Dans l’un d’eux, le Bar-H Chuck House, dans la ville de North East, dans le Maryland, quatre manifestants ont été arrêtés lorsqu’ils ont refusé de partir. Après avoir été emprisonnés, trois d’entre eux ont entamé une grève de la faim, m’a raconté Dixon. Le shérif du comté a envoyé les grévistes à l’hôpital psychiatrique de l’État, en disant que les prisonniers devaient être fous pour refuser de manger. Mais vingt-quatre heures plus tard, ils étaient de retour à la prison. “Le psychiatre de l’État a dit : ‘Ils ne sont pas fous, ils protestent juste pour la justice sociale'”, déclare Dixon.

Le restaurant s’appelle désormais North East Family Restaurant et appartient à Ed Omar, originaire d’Alexandrie, en Égypte. Il n’avait jamais entendu l’histoire jusqu’à ce que je m’y arrête un matin. “Je viens d’apprendre quelque chose de nouveau. Je suis nord-africain. Regardez-moi. Je serais le premier qu’ils mettraient dehors”, a-t-il dit.

 

La serveuse April Jones ne peut pas s’imaginer refuser de servir quelqu’un qui serait noir. “Vous êtes sérieux ? C’est fou. Ça a beaucoup changé”, dit-elle.

Il faut que je cherche ça sur Google. C’est un super truc à mettre au mur

J’ai vécu une expérience similaire à moins de 30 km de là, à l’ancien Sportsmen Grill, qui, en 1961, a dû faire face à des manifestants blancs portant des pancartes avec des messages tels que : “Dînons ensemble” et “Mettons fin au racisme en Amérique maintenant”.

Aujourd’hui, le restaurant d’Aberdeen fonctionne sous le nom de Ray’s Caribbean American Food. Le propriétaire, Rayshad Beepath, un immigrant de Trinité-et-Tobago, était stupéfait lorsque je lui ai montré une photo de la manifestation. “Je n’en avais aucune idée, aucune idée. Il faut que je cherche ça sur Google. C’est une belle chose à mettre sur le mur”, a-t-il dit.

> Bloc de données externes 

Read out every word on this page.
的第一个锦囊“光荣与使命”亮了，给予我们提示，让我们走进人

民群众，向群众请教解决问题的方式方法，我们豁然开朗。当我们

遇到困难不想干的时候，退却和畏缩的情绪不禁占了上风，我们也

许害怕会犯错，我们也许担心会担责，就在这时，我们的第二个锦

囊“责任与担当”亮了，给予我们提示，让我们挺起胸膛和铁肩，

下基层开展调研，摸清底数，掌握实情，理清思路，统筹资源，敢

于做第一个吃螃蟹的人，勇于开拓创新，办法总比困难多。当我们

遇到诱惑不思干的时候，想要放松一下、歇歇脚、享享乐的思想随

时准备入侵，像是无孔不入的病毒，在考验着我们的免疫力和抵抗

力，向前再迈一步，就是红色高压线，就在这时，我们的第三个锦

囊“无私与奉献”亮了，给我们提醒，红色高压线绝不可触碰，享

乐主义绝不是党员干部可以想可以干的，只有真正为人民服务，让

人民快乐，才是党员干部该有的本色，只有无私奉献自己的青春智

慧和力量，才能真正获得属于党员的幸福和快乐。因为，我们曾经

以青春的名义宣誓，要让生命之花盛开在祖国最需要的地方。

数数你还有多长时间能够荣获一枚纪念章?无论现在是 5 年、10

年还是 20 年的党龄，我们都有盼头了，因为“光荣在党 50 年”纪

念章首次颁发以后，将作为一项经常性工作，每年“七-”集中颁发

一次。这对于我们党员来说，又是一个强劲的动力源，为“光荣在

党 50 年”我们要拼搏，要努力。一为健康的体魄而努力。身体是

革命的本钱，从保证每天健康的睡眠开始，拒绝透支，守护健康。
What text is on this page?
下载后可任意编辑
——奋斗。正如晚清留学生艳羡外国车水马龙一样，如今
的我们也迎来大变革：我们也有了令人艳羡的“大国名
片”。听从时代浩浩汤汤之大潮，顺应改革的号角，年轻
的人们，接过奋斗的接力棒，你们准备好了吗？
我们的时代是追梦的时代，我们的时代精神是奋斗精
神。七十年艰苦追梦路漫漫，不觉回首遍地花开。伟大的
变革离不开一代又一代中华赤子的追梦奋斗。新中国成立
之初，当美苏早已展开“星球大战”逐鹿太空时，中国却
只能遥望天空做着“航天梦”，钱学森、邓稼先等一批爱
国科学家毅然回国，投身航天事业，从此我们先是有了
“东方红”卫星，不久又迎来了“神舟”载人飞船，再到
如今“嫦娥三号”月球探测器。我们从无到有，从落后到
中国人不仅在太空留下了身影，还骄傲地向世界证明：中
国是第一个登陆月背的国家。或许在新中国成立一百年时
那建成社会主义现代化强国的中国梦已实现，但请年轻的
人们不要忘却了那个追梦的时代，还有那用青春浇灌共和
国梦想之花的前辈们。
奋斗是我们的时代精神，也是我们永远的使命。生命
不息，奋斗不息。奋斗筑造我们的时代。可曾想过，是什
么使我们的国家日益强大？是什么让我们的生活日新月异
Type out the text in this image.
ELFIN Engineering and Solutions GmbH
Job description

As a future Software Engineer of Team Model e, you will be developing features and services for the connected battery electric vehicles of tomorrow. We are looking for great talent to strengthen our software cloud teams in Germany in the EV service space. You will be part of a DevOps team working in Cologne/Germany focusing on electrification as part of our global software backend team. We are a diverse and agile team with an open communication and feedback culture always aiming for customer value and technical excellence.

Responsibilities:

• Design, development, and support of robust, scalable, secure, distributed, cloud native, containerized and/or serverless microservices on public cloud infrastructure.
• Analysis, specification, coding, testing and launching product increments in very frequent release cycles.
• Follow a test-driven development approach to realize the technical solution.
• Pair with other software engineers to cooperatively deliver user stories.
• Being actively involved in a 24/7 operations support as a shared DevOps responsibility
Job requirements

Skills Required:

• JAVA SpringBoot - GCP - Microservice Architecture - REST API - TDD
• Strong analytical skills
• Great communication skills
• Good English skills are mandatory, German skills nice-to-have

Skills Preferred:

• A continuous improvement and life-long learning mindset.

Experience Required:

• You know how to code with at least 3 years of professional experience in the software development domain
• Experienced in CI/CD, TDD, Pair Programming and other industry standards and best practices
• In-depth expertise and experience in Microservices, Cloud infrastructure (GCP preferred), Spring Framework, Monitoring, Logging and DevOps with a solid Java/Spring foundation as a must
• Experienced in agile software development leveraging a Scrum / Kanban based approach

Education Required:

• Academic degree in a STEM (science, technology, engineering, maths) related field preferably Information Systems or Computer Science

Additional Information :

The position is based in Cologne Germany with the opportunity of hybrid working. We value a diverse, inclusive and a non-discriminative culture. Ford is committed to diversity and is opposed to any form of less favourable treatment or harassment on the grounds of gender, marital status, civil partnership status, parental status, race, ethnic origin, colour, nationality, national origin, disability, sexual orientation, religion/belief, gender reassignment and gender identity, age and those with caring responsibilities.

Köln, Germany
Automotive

Les manifestations ont eu leur effet. En 1963, le Maryland adopte une loi interdisant la discrimination dans les hôtels, les restaurants et autres lieux d’hébergement. “Les protestations ont galvanisé le gouverneur et le corps législatif. C’était la première loi d’État sur les droits civils”, déclare James Karmel, professeur d’université et directeur du Harford Civil Rights Project, qui a créé un site web et une application (IOS ou Android) documentant les Freedom Rides locales.

Mais la victoire est arrivée presque trop tard pour la route 40. Le 14 novembre 1963, John F. Kennedy s’est rendu en hélicoptère dans la région pour inaugurer une nouvelle autoroute à accès limité qui allait devenir une partie de l’Interstate 95.

 

Aujourd’hui, les visiteurs qui s’arrêtent pour une pause toilettes ou un repas rapide au Biden Welcome Center de l’autoroute peuvent voir des photos de Kennedy posant avec des dignitaires, et même regarder une vidéo de son bref discours.

Dans ce qui allait être l’une de ses dernières apparitions publiques avant son assassinat huit jours plus tard, Kennedy s’est tenu sur un podium construit à la frontière entre les États du Maryland et du Delaware – la ligne Mason-Dixon – pour inaugurer la route. Il a fait remarquer qu’elle jouerait un rôle crucial en reliant les villes de la côte est des États-Unis. Et bien que Kennedy ne l’ait pas mentionné, il y avait aussi un autre avantage : les voyageurs empruntant la nouvelle autoroute n’auraient pas à rouler sur la route 40.